In July, media reports pointed out that Apple was wary of falling short of enough chips to produce its iconic iPhone. “Tech giant Apple said that the global chip shortage could affect iPhone production and the company also forecasted slowing revenue growth,” The Business Standard wrote.
Indeed, Tim Cook, Apple’s CEO said “chips affected by the shortages are made using older technology…”
“Increasingly, these companies want custom-made chips fitting their applications’ specific requirements rather than use the same generic chips as their competitors. This gives them more control over the integration of software and hardware while differentiating them from their competition,” says Syed Alam, Accenture’s Global Semiconductor Lead told CNBC.
One of the reasons advances behind the chip shortage is simply the pandemic. Supply chains, largely affected by a reduced workforce and increased demands, are not expected to be able to reverse this trend for another two years. What has been impacting the tech industry at large is also having severe consequences on automakers and other industries.
The greener grass of home?
Another benefit of this home-grown piece of tech would be likely reductions in energy consumption for specific products and their companies. Since the chips would be custom-devised, they could be more efficient, responding better to the precise needs, whether in terms of cloud technology or smartphones.
For instance, Apple has switched the Intel x86 for an in-house M1 processor. This is now what is used for the new iMacs and iPads. Tesla, in the field of car technology, is moving to AI chips “building a “Dojo” chip to train artificial intelligence networks in data centres” according to CNBC. The new Chromebooks by Google are also likely to have their own CPUs in the company’s latest fad development.
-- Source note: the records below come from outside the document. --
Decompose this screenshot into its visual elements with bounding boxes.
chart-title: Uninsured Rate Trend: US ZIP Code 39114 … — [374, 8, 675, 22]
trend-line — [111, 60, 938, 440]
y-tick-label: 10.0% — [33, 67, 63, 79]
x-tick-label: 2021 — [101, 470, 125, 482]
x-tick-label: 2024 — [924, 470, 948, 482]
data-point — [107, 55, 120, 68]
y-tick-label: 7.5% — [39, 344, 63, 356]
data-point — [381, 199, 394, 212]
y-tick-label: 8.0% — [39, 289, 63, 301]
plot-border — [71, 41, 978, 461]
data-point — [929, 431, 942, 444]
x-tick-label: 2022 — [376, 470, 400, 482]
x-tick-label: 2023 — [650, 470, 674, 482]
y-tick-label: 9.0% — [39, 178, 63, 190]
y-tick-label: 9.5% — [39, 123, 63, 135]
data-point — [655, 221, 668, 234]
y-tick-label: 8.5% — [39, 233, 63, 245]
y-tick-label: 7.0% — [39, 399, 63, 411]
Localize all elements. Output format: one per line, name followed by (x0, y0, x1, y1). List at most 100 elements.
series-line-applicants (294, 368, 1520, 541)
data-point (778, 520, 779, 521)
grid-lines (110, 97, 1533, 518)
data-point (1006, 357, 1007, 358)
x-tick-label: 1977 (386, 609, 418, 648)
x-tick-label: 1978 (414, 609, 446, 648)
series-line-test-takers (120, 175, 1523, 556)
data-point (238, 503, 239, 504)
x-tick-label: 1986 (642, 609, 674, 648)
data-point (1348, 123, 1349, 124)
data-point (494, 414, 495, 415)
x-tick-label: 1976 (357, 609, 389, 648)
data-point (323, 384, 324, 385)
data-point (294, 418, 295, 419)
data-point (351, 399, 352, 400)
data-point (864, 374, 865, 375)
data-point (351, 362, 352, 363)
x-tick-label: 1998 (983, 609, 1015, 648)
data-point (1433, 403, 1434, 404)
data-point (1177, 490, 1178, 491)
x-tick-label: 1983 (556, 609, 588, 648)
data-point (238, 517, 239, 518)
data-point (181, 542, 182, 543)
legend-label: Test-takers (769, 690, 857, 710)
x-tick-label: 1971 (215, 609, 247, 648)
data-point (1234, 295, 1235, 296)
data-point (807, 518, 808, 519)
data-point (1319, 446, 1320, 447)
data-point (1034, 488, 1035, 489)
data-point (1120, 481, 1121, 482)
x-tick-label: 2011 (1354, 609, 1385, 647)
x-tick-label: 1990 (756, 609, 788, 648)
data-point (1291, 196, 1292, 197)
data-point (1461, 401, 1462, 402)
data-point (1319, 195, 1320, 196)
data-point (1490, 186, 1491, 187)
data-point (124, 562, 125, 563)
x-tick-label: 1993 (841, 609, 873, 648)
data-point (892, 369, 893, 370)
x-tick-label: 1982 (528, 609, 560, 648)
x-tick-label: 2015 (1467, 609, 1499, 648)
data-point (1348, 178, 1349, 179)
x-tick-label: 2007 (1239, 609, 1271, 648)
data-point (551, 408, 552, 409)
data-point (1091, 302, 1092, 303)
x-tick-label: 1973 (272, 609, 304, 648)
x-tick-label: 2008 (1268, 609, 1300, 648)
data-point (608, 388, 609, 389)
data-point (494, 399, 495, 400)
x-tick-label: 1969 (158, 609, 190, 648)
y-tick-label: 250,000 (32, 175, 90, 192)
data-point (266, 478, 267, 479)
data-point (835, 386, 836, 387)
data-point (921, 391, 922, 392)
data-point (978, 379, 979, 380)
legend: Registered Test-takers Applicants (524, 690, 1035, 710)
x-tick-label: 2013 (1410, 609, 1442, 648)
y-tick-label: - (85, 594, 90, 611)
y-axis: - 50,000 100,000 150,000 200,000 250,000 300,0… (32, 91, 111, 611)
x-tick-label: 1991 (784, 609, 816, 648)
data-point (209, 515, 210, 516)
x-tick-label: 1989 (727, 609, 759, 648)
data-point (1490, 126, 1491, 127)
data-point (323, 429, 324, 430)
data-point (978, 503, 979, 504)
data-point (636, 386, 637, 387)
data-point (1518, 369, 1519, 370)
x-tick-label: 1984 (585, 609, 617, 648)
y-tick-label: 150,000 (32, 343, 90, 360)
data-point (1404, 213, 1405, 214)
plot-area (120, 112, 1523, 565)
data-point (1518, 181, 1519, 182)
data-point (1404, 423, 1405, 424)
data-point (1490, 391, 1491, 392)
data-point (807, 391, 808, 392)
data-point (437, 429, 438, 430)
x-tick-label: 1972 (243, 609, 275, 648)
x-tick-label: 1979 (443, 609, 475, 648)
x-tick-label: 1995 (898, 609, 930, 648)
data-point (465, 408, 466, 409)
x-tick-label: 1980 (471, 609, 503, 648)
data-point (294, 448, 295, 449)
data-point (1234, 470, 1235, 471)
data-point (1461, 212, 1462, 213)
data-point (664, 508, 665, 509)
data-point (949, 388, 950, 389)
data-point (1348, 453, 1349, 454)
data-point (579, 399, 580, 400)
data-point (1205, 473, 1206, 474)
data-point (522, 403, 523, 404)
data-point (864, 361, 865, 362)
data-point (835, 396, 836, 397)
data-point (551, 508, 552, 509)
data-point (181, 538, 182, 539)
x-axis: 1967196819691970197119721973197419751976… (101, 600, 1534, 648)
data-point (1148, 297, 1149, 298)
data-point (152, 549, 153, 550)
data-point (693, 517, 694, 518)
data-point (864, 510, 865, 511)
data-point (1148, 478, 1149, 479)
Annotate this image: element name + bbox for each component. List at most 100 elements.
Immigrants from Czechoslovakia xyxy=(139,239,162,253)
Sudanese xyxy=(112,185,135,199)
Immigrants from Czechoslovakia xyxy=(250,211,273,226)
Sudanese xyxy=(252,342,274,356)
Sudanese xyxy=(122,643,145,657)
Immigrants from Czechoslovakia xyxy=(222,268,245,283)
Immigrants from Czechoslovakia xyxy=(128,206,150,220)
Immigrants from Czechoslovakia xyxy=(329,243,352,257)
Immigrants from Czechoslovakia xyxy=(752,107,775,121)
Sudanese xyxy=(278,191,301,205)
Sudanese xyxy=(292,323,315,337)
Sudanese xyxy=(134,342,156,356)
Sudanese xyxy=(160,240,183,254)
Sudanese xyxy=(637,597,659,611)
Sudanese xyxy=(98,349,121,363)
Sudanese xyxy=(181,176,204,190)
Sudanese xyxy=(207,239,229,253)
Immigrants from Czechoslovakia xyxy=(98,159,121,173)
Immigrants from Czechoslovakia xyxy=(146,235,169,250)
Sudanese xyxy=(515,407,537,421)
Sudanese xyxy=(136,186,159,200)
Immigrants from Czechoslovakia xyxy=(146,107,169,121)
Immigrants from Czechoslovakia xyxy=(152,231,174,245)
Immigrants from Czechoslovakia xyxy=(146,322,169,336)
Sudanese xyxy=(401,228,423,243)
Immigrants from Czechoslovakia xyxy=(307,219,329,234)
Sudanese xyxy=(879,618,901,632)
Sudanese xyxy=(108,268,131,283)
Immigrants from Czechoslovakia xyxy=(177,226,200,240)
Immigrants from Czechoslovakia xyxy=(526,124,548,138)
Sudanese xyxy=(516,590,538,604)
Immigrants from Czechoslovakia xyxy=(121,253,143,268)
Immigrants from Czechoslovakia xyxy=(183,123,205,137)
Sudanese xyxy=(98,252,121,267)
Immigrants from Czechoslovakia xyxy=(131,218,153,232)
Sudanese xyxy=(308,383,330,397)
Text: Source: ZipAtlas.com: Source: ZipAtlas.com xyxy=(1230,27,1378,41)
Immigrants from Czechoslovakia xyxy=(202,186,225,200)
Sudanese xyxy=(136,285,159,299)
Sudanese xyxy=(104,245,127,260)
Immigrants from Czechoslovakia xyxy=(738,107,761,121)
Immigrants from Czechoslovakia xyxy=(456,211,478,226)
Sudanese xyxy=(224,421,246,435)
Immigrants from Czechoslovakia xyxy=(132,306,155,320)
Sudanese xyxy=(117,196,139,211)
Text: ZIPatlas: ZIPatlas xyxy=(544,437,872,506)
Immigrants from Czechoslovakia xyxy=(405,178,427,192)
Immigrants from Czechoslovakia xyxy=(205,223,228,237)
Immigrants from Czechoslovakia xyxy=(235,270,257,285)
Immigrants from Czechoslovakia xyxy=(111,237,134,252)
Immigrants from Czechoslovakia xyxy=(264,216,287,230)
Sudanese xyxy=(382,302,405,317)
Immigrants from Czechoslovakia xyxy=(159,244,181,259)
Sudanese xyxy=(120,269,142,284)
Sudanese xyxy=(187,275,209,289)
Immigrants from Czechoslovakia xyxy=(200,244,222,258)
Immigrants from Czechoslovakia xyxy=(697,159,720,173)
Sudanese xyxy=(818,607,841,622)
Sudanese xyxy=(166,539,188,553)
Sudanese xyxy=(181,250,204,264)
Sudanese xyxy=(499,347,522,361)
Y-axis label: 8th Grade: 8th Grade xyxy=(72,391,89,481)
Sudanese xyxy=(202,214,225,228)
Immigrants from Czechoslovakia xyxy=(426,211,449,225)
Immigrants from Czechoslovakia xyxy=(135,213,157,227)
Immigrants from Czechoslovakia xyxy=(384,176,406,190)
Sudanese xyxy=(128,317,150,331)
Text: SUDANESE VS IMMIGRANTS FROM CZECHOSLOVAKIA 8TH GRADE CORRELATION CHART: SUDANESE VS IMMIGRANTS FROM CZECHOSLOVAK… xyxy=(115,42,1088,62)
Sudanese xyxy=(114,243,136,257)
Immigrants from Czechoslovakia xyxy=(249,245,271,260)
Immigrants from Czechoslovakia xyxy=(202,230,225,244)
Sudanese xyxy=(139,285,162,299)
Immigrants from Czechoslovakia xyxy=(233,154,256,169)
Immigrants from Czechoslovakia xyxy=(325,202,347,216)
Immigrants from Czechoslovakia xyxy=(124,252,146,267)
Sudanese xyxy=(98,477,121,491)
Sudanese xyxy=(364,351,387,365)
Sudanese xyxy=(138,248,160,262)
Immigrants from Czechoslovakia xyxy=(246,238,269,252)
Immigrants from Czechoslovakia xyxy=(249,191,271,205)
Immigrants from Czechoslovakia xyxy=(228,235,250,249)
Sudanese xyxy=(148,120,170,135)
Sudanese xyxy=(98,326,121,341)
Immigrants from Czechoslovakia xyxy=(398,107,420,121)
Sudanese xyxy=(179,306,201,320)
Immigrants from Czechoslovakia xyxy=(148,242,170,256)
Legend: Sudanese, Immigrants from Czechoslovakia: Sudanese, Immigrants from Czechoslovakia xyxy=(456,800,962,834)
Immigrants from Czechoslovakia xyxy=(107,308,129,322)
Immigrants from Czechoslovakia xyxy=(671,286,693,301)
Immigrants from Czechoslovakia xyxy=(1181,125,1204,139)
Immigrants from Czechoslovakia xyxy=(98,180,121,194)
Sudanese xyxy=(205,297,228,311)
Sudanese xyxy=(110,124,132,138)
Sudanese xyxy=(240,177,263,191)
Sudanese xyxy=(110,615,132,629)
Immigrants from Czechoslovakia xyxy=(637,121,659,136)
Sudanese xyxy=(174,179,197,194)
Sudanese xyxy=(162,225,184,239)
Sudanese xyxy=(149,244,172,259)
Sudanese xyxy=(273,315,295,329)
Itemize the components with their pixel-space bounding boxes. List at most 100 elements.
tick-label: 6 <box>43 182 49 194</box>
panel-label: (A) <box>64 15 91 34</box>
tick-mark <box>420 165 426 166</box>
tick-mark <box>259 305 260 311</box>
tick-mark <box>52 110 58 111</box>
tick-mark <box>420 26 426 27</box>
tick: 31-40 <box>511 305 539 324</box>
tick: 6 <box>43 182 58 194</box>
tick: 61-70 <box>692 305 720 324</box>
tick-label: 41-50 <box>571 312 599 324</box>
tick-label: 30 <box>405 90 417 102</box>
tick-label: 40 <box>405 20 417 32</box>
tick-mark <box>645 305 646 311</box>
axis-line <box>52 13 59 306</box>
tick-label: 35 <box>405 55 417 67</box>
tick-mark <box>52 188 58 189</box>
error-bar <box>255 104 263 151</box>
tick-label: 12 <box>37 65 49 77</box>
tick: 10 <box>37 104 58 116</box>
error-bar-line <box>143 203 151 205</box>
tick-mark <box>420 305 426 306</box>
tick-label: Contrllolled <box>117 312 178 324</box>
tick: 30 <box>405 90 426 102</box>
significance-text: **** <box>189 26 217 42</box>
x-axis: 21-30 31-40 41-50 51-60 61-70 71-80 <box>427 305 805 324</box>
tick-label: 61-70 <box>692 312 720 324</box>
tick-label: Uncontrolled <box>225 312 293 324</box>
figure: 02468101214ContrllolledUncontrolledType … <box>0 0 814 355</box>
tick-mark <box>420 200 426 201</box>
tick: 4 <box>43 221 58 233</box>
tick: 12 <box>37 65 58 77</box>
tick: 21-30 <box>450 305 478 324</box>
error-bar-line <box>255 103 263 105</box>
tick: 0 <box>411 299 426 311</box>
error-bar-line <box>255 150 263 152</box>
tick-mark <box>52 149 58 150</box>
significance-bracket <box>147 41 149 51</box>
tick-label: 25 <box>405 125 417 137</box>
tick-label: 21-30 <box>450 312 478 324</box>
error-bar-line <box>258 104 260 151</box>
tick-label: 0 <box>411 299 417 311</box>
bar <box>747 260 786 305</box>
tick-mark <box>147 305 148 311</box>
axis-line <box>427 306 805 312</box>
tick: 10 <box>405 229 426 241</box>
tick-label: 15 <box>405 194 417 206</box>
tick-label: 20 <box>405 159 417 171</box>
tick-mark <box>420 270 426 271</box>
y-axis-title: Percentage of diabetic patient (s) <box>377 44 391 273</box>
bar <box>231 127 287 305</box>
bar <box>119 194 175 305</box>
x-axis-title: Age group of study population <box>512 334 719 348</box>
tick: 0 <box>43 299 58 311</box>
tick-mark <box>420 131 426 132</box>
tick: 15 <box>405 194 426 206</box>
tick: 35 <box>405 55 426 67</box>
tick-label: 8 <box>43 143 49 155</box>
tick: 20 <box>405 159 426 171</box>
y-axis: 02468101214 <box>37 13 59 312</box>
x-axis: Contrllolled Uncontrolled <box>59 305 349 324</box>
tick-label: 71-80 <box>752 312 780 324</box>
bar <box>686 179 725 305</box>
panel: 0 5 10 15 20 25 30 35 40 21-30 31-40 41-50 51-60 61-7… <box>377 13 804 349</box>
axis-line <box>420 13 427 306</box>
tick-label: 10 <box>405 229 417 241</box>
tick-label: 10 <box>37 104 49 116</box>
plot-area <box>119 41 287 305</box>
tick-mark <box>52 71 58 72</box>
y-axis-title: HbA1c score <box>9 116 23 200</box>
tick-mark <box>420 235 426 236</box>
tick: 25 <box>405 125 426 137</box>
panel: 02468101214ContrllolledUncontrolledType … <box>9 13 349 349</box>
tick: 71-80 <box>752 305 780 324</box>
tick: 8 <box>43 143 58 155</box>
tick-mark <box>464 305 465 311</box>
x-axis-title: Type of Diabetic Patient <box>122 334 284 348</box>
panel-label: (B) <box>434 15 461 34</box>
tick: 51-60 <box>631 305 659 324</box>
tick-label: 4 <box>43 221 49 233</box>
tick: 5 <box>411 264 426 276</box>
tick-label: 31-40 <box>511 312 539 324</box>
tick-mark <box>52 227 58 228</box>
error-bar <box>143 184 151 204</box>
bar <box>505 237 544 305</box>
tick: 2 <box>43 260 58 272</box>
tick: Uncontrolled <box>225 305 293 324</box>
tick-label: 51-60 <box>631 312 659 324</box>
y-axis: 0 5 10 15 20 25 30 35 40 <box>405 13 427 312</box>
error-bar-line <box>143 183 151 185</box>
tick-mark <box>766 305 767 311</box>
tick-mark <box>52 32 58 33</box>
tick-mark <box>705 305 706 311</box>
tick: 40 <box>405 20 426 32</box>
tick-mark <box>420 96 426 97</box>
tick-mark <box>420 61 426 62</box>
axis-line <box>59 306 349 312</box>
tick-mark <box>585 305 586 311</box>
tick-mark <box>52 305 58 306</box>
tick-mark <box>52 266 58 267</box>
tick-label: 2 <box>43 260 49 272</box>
But we’re not likely to know much more as tech giants choose to keep their projects tight to their chests. What is known is that Silicon Valley is finding it hard to churn out the minds behind some of the world’s finest processors. With the recent years’ focus on software, chip development has taken a backseat. Therefore, although tech giants may want to branch off into making their own semi-conductors, it could be a while before they have the full desired brainpower to do so.